Я ходил с ним иногда послушать музыку. Была такая рыжеволосая певица, которой он симпатизировал, Айви Мануэль, она раз в неделю выступала поздно ночью в одном местечке на Орчард-стрит, иногда в тиаре на голове, точно королева. Она пела каверы “Дикого ветра”, и “Знаменитого синего плаща”, и “Под мостом”, а потом переходила к немногочисленным собственным сочинениям, а Д сидел перед ней за маленьким круглым столом из черного металла, закрывал глаза, покачивался под Боуи и Коэна и шепотом подменял слова “Чили Пепперс”: “Иногда я чувствую, что еще не родился, иногда я чувствую, что не хочу рождаться”. Айви Мануэль была его другом, потому что, говорил он (не в шутку), все встречавшиеся ему девушки традиционной ориентации тут же пытались на него запрыгнуть, но Айви лесбиянка, и с ней можно просто дружить.
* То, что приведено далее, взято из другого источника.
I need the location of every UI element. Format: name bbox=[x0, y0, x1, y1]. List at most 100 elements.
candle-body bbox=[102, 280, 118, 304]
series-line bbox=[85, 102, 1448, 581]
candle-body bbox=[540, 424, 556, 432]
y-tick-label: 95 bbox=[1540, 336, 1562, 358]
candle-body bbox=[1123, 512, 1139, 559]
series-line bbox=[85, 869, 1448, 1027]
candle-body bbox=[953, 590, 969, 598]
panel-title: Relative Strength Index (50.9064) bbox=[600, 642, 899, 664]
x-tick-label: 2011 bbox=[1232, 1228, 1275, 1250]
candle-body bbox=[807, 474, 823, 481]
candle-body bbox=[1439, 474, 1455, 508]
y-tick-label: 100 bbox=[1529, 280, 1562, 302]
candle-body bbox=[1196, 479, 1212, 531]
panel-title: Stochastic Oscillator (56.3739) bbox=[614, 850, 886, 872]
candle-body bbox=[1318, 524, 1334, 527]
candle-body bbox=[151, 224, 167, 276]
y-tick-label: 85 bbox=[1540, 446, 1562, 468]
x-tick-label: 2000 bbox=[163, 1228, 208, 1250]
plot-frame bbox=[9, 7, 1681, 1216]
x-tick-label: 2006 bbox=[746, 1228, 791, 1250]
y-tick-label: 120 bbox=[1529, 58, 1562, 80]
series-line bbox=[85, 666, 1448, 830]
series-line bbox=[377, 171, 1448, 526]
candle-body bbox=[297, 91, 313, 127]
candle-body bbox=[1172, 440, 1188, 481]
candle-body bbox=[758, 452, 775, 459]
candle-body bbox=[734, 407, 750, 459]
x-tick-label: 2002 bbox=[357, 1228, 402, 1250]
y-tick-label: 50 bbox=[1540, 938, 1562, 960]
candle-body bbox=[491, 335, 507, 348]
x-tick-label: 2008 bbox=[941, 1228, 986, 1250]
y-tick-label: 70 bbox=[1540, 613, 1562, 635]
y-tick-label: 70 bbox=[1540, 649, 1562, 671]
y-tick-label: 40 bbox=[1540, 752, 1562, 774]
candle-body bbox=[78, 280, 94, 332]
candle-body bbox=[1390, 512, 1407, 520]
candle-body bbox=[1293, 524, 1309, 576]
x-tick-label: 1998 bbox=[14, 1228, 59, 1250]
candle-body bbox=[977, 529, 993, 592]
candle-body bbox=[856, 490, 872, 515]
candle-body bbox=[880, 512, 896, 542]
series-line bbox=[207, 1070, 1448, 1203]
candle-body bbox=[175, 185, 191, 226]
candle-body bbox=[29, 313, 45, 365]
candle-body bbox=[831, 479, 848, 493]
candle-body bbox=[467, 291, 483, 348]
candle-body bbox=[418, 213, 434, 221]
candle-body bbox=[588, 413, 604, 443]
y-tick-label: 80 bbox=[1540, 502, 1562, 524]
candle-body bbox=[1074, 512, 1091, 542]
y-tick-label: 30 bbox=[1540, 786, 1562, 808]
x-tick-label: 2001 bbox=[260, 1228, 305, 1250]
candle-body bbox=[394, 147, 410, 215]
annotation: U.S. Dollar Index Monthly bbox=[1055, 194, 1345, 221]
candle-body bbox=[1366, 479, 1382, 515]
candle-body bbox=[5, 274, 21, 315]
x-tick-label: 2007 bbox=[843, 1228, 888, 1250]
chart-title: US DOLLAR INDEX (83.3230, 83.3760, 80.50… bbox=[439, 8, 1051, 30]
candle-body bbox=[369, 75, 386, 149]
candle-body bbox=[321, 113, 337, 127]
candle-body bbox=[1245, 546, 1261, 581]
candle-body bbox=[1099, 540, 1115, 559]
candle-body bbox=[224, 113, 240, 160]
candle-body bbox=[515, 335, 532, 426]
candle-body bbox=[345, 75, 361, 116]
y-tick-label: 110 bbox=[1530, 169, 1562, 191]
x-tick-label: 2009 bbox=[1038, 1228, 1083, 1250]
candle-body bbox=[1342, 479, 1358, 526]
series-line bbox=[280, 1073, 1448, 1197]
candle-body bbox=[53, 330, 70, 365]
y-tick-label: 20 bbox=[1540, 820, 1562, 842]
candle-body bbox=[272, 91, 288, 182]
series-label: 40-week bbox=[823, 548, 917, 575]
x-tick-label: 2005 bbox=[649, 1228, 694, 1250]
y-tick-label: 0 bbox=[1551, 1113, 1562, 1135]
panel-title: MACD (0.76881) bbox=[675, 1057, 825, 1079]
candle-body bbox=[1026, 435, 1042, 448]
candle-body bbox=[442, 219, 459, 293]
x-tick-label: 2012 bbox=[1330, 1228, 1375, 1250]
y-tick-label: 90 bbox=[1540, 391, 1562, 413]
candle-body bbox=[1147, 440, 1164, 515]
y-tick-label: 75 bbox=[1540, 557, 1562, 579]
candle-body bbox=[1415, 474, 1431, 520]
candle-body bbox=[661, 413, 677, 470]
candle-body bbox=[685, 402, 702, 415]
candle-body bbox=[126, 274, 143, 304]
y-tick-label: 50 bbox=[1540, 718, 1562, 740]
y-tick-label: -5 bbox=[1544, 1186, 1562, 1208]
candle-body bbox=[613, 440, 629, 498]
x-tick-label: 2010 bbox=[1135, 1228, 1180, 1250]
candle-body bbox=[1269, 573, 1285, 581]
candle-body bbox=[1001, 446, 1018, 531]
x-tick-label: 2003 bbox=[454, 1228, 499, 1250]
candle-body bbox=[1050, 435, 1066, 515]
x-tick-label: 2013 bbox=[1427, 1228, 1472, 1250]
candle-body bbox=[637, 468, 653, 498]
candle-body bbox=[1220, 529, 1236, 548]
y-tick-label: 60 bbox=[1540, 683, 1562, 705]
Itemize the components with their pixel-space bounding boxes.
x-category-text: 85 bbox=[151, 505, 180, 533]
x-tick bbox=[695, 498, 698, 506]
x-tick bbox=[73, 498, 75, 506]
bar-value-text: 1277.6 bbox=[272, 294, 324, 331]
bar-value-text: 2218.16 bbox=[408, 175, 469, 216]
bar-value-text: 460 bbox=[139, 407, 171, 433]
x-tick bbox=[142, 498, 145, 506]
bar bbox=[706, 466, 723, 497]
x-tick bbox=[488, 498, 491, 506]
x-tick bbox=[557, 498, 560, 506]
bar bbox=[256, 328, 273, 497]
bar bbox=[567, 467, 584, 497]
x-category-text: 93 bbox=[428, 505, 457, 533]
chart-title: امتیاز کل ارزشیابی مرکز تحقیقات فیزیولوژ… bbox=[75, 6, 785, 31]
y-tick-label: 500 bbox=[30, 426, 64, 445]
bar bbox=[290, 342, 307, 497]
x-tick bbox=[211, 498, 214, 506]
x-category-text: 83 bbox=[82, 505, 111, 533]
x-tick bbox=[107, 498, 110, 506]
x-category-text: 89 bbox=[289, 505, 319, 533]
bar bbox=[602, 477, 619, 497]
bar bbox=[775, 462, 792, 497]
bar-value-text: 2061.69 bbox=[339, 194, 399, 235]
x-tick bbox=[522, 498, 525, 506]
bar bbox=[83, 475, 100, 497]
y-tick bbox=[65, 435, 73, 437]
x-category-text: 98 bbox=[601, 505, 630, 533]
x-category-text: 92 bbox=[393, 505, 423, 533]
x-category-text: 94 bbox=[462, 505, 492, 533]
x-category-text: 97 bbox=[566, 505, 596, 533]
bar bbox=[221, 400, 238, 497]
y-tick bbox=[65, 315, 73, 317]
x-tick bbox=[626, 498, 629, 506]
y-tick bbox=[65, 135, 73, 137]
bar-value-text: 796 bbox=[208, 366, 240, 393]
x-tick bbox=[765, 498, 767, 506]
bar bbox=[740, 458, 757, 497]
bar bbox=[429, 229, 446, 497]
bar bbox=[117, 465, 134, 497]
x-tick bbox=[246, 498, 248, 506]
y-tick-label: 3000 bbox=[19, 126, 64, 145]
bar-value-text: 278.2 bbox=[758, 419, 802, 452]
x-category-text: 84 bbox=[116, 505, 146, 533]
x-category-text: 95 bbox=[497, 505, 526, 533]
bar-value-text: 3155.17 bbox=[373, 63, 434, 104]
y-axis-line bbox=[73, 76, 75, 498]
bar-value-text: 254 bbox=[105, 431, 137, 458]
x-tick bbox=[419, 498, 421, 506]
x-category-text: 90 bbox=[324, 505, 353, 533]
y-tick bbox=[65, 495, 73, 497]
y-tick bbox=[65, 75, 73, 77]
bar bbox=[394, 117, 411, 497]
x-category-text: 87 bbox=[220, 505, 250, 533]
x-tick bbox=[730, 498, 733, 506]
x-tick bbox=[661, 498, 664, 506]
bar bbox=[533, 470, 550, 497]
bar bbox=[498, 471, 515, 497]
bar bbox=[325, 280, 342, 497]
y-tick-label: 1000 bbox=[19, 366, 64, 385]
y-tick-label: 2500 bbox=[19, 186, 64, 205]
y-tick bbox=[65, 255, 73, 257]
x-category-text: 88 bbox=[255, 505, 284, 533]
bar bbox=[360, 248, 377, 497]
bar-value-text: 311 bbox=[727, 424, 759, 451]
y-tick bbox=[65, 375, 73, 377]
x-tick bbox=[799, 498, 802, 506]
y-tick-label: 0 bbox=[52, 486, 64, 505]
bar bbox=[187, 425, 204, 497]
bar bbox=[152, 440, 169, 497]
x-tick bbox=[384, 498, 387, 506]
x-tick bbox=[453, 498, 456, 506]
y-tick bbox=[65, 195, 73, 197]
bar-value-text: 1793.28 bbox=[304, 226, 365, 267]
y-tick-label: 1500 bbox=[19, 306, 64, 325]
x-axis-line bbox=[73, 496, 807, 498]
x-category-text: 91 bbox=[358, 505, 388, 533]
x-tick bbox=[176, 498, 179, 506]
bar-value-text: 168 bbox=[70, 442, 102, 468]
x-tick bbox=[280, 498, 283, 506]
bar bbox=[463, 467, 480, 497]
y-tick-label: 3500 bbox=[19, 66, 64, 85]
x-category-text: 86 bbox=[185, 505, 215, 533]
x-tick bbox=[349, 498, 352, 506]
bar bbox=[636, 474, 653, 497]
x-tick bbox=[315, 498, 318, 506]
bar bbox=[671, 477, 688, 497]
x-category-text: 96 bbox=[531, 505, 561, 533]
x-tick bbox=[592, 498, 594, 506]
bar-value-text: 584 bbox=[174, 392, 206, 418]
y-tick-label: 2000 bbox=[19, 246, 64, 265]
Он был самым красивым из Голденов, это с готовностью подтвердило бы любое волшебное зеркальце, и он умел быть самым из них обворожительным. Мы все в домах, примыкавших к Саду, стали жертвами его откровенности подранка, и за пределами Сада он тоже вскоре сделался известен. Он уверял, будто чужое внимание его смущает. Куда бы я ни пошел, люди смотрят на меня, говорил он, всегда смотрят, словно я кто‑то, словно от меня чего‑то ждут. Успокойся, отвечала ему Айви, никому от тебя ничего не надо. Он ухмылялся и склонял голову, якобы извиняясь. Шарм был его маской, точно так же, как у Апу: под этой поверхностью он бывал мрачен и часто печалился. С самого начала именно он был тот из братьев, в ком обитала самая темная тьма, хотя он и явился в мир подобный солнечному зайчику, с густыми, почти белыми волосами на голове. Волосы постепенно потемнели, стали каштановыми, и небеса его души тоже заволокло, частенько он впадал в депрессию, в уныние.

31

Сверхчеловек (нем.).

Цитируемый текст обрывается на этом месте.